“Estad quietos, y conoced que yo soy YHVH; seré exaltado entre las naciones; enaltecido seré en la tierra” (Salmo 46:10)
La orden de estar quietos viene del verbo “rapha” = rendirse / soltar / renunciar. Pero ¿hasta qué punto debemos rendirnos, soltar o renunciar? Debemos rendirnos para comprender que YHVH está en control de todo como el “Dueño del Universo”. Soltamos para objetivamente conocer el poder de YHVH en nuestras vidas. Y renunciamos a confiar en nuestra propia prudencia para poder experimentar la gloria de YHVH que es suficiente — Éxodo 14:14 — “YHVH peleará por vosotros, y vosotros estaréis tranquilos”. Cuando nos rendimos y aceptamos que todo en nuestra vida está en control de YHVH, encontramos paz, el temor se va y aunque el mundo tiemble y se descontrole, no temeremos porque sabemos que YHVH es nuestro refugio, nuestra ayuda en cualquier situación. El tiempo es muy corto, el mundo y su sistema pronto colapsará y nosotros veremos a nuestro REY, así que estemos quietos y esperemos en El.
“No solo de pan vivirá el hombre, más de todo lo que sale de la boca de YHVH vivirá el hombre” (Deuteronomio 8:3)
Cuando comemos, incorporamos la vida de otro como medio de subsistencia. El pan (alimento) físico sostiene nuestra vida física temporalmente. Después de digerir dicho alimento, pronto nos vamos a ver en necesidad de comer algo de nuevo. YHVH ha diseñado el cuerpo humano de tal manera que su subsistencia requiera sacrificio. Yahushua (la Torah viva) nos enseñó, que lo físico es metafórico de lo espiritual, y que, así como necesitamos alimento físico para sostener nuestra vida física, debemos comer el pan espiritual para sostener nuestra vida espiritual. La Torah — Palabra de YHVH — Yahushua — es el pan de vida, el amor del Padre que nos sostiene seamos conscientes o no. “Yo soy el pan de vida; el que a mí viene nunca tendrá hambre” — Juan 6:35. Al igual que el cuerpo físico requiere sacrificio para su subsistencia, el alma del ser humano también requiere un sacrificio. La fuente y el fin de la vida espiritual, depende de recibir (comer) el pan de vida. ¡Shabbat Shalom!
“He aquí que, como el barro en la mano del alfarero, así sois vosotros en mi mano, oh casa de Israel” (Jeremías 18:6)

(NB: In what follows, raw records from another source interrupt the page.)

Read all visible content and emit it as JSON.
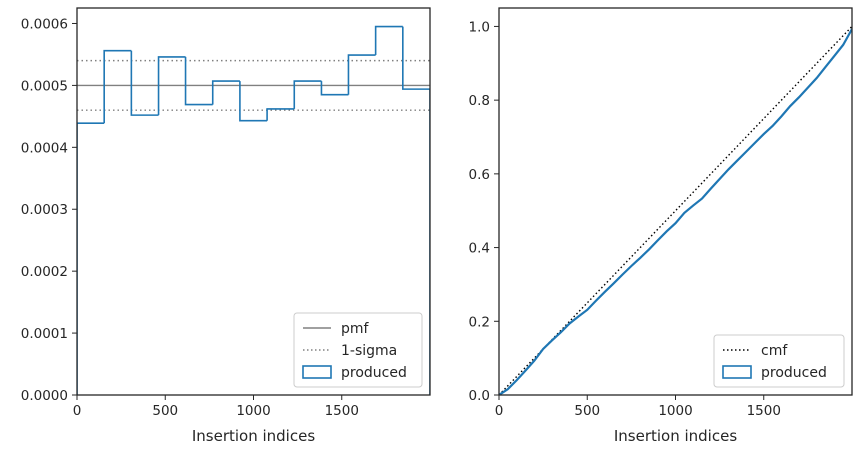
{
  "chart_data": [
    {
      "type": "step-histogram",
      "xlabel": "Insertion indices",
      "ylabel": "",
      "xlim": [
        0,
        2000
      ],
      "ylim": [
        0,
        0.000625
      ],
      "xticks": [
        0,
        500,
        1000,
        1500
      ],
      "xtick_labels": [
        "0",
        "500",
        "1000",
        "1500"
      ],
      "yticks": [
        0,
        0.0001,
        0.0002,
        0.0003,
        0.0004,
        0.0005,
        0.0006
      ],
      "ytick_labels": [
        "0.0000",
        "0.0001",
        "0.0002",
        "0.0003",
        "0.0004",
        "0.0005",
        "0.0006"
      ],
      "bin_edges": [
        0,
        154,
        308,
        462,
        615,
        769,
        923,
        1077,
        1231,
        1385,
        1538,
        1692,
        1846,
        2000
      ],
      "values": [
        0.000439,
        0.000556,
        0.000452,
        0.000546,
        0.000469,
        0.000507,
        0.000443,
        0.000462,
        0.000507,
        0.000485,
        0.000549,
        0.000595,
        0.000494
      ],
      "pmf": 0.0005,
      "sigma_band": [
        0.00046,
        0.00054
      ],
      "legend": {
        "position": "lower right",
        "entries": [
          {
            "label": "pmf",
            "style": "solid",
            "color": "#808080"
          },
          {
            "label": "1-sigma",
            "style": "dotted",
            "color": "#808080"
          },
          {
            "label": "produced",
            "style": "patch",
            "color": "#1f77b4"
          }
        ]
      }
    },
    {
      "type": "line",
      "xlabel": "Insertion indices",
      "ylabel": "",
      "xlim": [
        0,
        2000
      ],
      "ylim": [
        0,
        1.05
      ],
      "xticks": [
        0,
        500,
        1000,
        1500
      ],
      "xtick_labels": [
        "0",
        "500",
        "1000",
        "1500"
      ],
      "yticks": [
        0,
        0.2,
        0.4,
        0.6,
        0.8,
        1.0
      ],
      "ytick_labels": [
        "0.0",
        "0.2",
        "0.4",
        "0.6",
        "0.8",
        "1.0"
      ],
      "series": [
        {
          "name": "cmf",
          "style": "dotted",
          "color": "#000000",
          "x": [
            0,
            2000
          ],
          "y": [
            0,
            1.0
          ]
        },
        {
          "name": "produced",
          "style": "solid",
          "color": "#1f77b4",
          "x": [
            0,
            50,
            100,
            150,
            200,
            250,
            300,
            350,
            400,
            450,
            500,
            550,
            600,
            650,
            700,
            750,
            800,
            850,
            900,
            950,
            1000,
            1050,
            1100,
            1150,
            1200,
            1250,
            1300,
            1350,
            1400,
            1450,
            1500,
            1550,
            1600,
            1650,
            1700,
            1750,
            1800,
            1850,
            1900,
            1950,
            2000
          ],
          "y": [
            0,
            0.016,
            0.04,
            0.066,
            0.093,
            0.125,
            0.148,
            0.17,
            0.194,
            0.213,
            0.231,
            0.256,
            0.28,
            0.303,
            0.327,
            0.35,
            0.372,
            0.395,
            0.42,
            0.444,
            0.466,
            0.494,
            0.514,
            0.533,
            0.56,
            0.586,
            0.612,
            0.636,
            0.66,
            0.684,
            0.708,
            0.73,
            0.756,
            0.784,
            0.808,
            0.834,
            0.86,
            0.89,
            0.92,
            0.95,
            0.993
          ]
        }
      ],
      "legend": {
        "position": "lower right",
        "entries": [
          {
            "label": "cmf",
            "style": "dotted",
            "color": "#000000"
          },
          {
            "label": "produced",
            "style": "patch",
            "color": "#1f77b4"
          }
        ]
      }
    }
  ]
}
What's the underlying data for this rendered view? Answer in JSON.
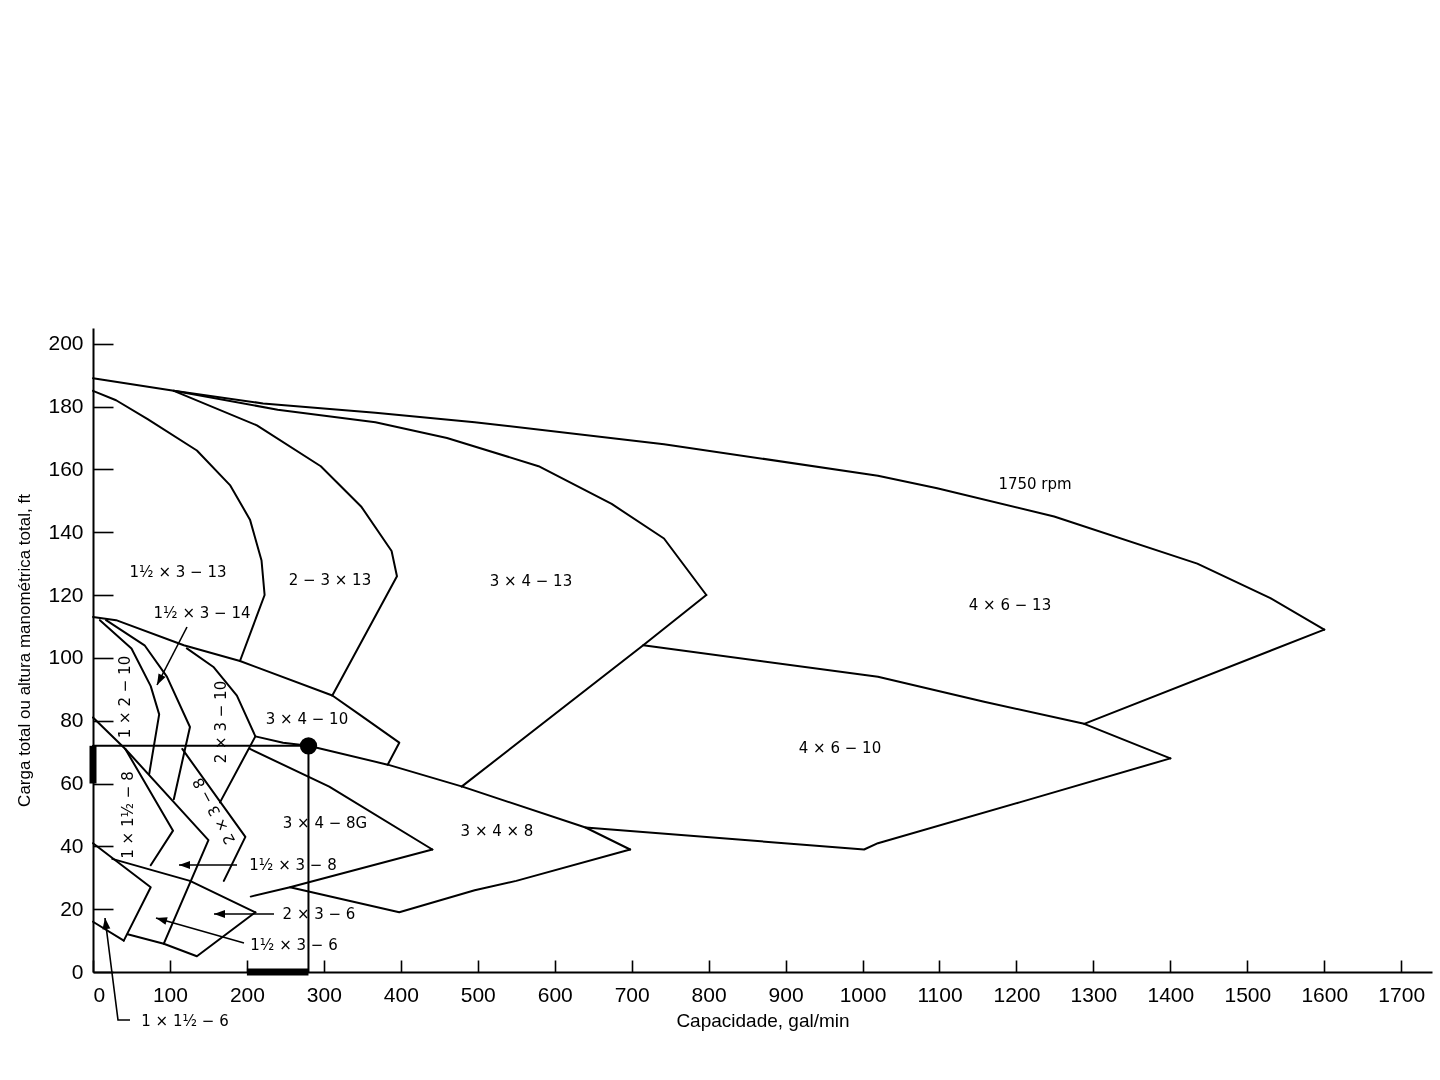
{
  "chart_data": {
    "type": "line",
    "xlabel": "Capacidade, gal/min",
    "ylabel": "Carga total ou altura manométrica total, ft",
    "xlim": [
      0,
      1740
    ],
    "ylim": [
      0,
      205
    ],
    "xticks": [
      0,
      100,
      200,
      300,
      400,
      500,
      600,
      700,
      800,
      900,
      1000,
      1100,
      1200,
      1300,
      1400,
      1500,
      1600,
      1700
    ],
    "yticks": [
      0,
      20,
      40,
      60,
      80,
      100,
      120,
      140,
      160,
      180,
      200
    ],
    "series": [
      {
        "color": "#000000",
        "x": [
          0,
          105,
          221,
          367,
          496,
          742,
          1020,
          1097,
          1249,
          1435,
          1530,
          1600
        ],
        "values": [
          189,
          185,
          181,
          178,
          175,
          168,
          158,
          154,
          145,
          130,
          119,
          109
        ]
      },
      {
        "color": "#000000",
        "x": [
          1600,
          1288
        ],
        "values": [
          109,
          79
        ]
      },
      {
        "color": "#000000",
        "x": [
          715,
          1020,
          1158,
          1288,
          1400
        ],
        "values": [
          104,
          94,
          86,
          79,
          68
        ]
      },
      {
        "color": "#000000",
        "x": [
          1400,
          1204,
          1020,
          1002,
          640
        ],
        "values": [
          68,
          54,
          41,
          39,
          46
        ]
      },
      {
        "color": "#000000",
        "x": [
          105,
          240,
          367,
          460,
          579,
          674,
          742,
          797
        ],
        "values": [
          185,
          179,
          175,
          170,
          161,
          149,
          138,
          120
        ]
      },
      {
        "color": "#000000",
        "x": [
          797,
          715,
          479
        ],
        "values": [
          120,
          104,
          59
        ]
      },
      {
        "color": "#000000",
        "x": [
          105,
          213,
          296,
          349,
          388,
          395,
          311
        ],
        "values": [
          185,
          174,
          161,
          148,
          134,
          126,
          88
        ]
      },
      {
        "color": "#000000",
        "x": [
          0,
          30,
          71,
          135,
          178,
          204,
          219,
          223,
          191
        ],
        "values": [
          185,
          182,
          176,
          166,
          155,
          144,
          131,
          120,
          99
        ]
      },
      {
        "color": "#000000",
        "x": [
          0,
          30,
          118,
          191,
          311,
          346,
          398,
          383
        ],
        "values": [
          113,
          112,
          104,
          99,
          88,
          82,
          73,
          66
        ]
      },
      {
        "color": "#000000",
        "x": [
          9,
          50,
          75,
          86,
          73
        ],
        "values": [
          112,
          103,
          91,
          82,
          63
        ]
      },
      {
        "color": "#000000",
        "x": [
          17,
          67,
          96,
          126,
          105
        ],
        "values": [
          112,
          104,
          94,
          78,
          55
        ]
      },
      {
        "color": "#000000",
        "x": [
          122,
          157,
          187,
          211,
          165
        ],
        "values": [
          103,
          97,
          88,
          75,
          54
        ]
      },
      {
        "color": "#000000",
        "x": [
          211,
          247,
          280,
          383,
          480,
          640,
          698
        ],
        "values": [
          75,
          73,
          72,
          66,
          59,
          46,
          39
        ]
      },
      {
        "color": "#000000",
        "x": [
          204,
          307,
          441
        ],
        "values": [
          71,
          59,
          39
        ]
      },
      {
        "color": "#000000",
        "x": [
          441,
          256,
          205
        ],
        "values": [
          39,
          27,
          24
        ]
      },
      {
        "color": "#000000",
        "x": [
          256,
          398,
          496,
          550,
          698
        ],
        "values": [
          27,
          19,
          26,
          29,
          39
        ]
      },
      {
        "color": "#000000",
        "x": [
          0,
          42,
          104,
          75
        ],
        "values": [
          81,
          71,
          45,
          34
        ]
      },
      {
        "color": "#000000",
        "x": [
          42,
          150,
          92
        ],
        "values": [
          71,
          42,
          9
        ]
      },
      {
        "color": "#000000",
        "x": [
          116,
          198,
          170
        ],
        "values": [
          71,
          43,
          29
        ]
      },
      {
        "color": "#000000",
        "x": [
          0,
          75,
          40
        ],
        "values": [
          41,
          27,
          10
        ]
      },
      {
        "color": "#000000",
        "x": [
          0,
          40
        ],
        "values": [
          16,
          10
        ]
      },
      {
        "color": "#000000",
        "x": [
          25,
          126,
          211
        ],
        "values": [
          36,
          29,
          19
        ]
      },
      {
        "color": "#000000",
        "x": [
          45,
          92,
          135,
          211
        ],
        "values": [
          12,
          9,
          5,
          19
        ]
      },
      {
        "color": "#000000",
        "x": [
          0,
          280,
          280
        ],
        "values": [
          72,
          72,
          0
        ]
      },
      {
        "color": "#000000",
        "x": [
          200,
          280
        ],
        "values": [
          0,
          0
        ]
      },
      {
        "color": "#000000",
        "x": [
          0,
          0
        ],
        "values": [
          60,
          72
        ]
      },
      {
        "type": "scatter",
        "marker": "circle",
        "color": "#000000",
        "x": [
          280
        ],
        "values": [
          72
        ]
      }
    ],
    "annotations": [
      "1750 rpm",
      "4 × 6 − 13",
      "3 × 4 − 13",
      "2 − 3 × 13",
      "1½ × 3 − 13",
      "1½ × 3 − 14",
      "1 × 2 − 10",
      "2 × 3 − 10",
      "3 × 4 − 10",
      "1 × 1½ − 8",
      "2 × 3 − 8",
      "3 × 4 − 8G",
      "3 × 4 × 8",
      "4 × 6 − 10",
      "1½ × 3 − 8",
      "2 × 3 − 6",
      "1½ × 3 − 6",
      "1 × 1½ − 6"
    ]
  }
}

Cuando el alfarero va a hacer una vasija lo primero que hace es preparar el barro, luego le da forma en la rueca, la mete al horno para hacerla resistente, luego la pule con limas y papel lija y finalmente la decora o pinta. Este es un proceso que dicha vasija sufre una vez, ya terminada, pasa a dar el servicio para el que fue hecha. La vasija de nuestra vida es un poco más compleja, el proceso dura todo el tiempo de nuestro peregrinaje. El Alfarero está constantemente dándole forma en la rueca de nuestra vida. A medida que la rueca (vida) gira, nosotros tenemos el libre albedrío para rechazar la mano del Alfarero y hacer lo que NOSOTROS queramos hacer de la vasija, o humildemente someternos a las amorosas manos del Alfarero y dejar que nos haga como Él quiere. Ahora, pensemos, si el Alfarero en respuesta a una oración nuestra decidiera soltarnos, ¿qué sería de nuestra vida? Por doloroso que sea el proceso, solo en Sus manos estamos seguros. En Jeremías 18 YHVH le advierte a Su pueblo que, si continúan haciendo un desastre de sus vidas, va a llegar el día cuando su obstinada voluntad va a destruir lo que El hizo en la rueca. Pero Elohim es lento para la ira y grande en misericordia y día a día nos está pidiendo que le permitamos darnos forma de nuevo mientras queda tiempo. Él siempre está dispuesto a aplicar sus amorosas y firmes manos en el barro de nuestra vida y formarla de acuerdo con Sus propósitos.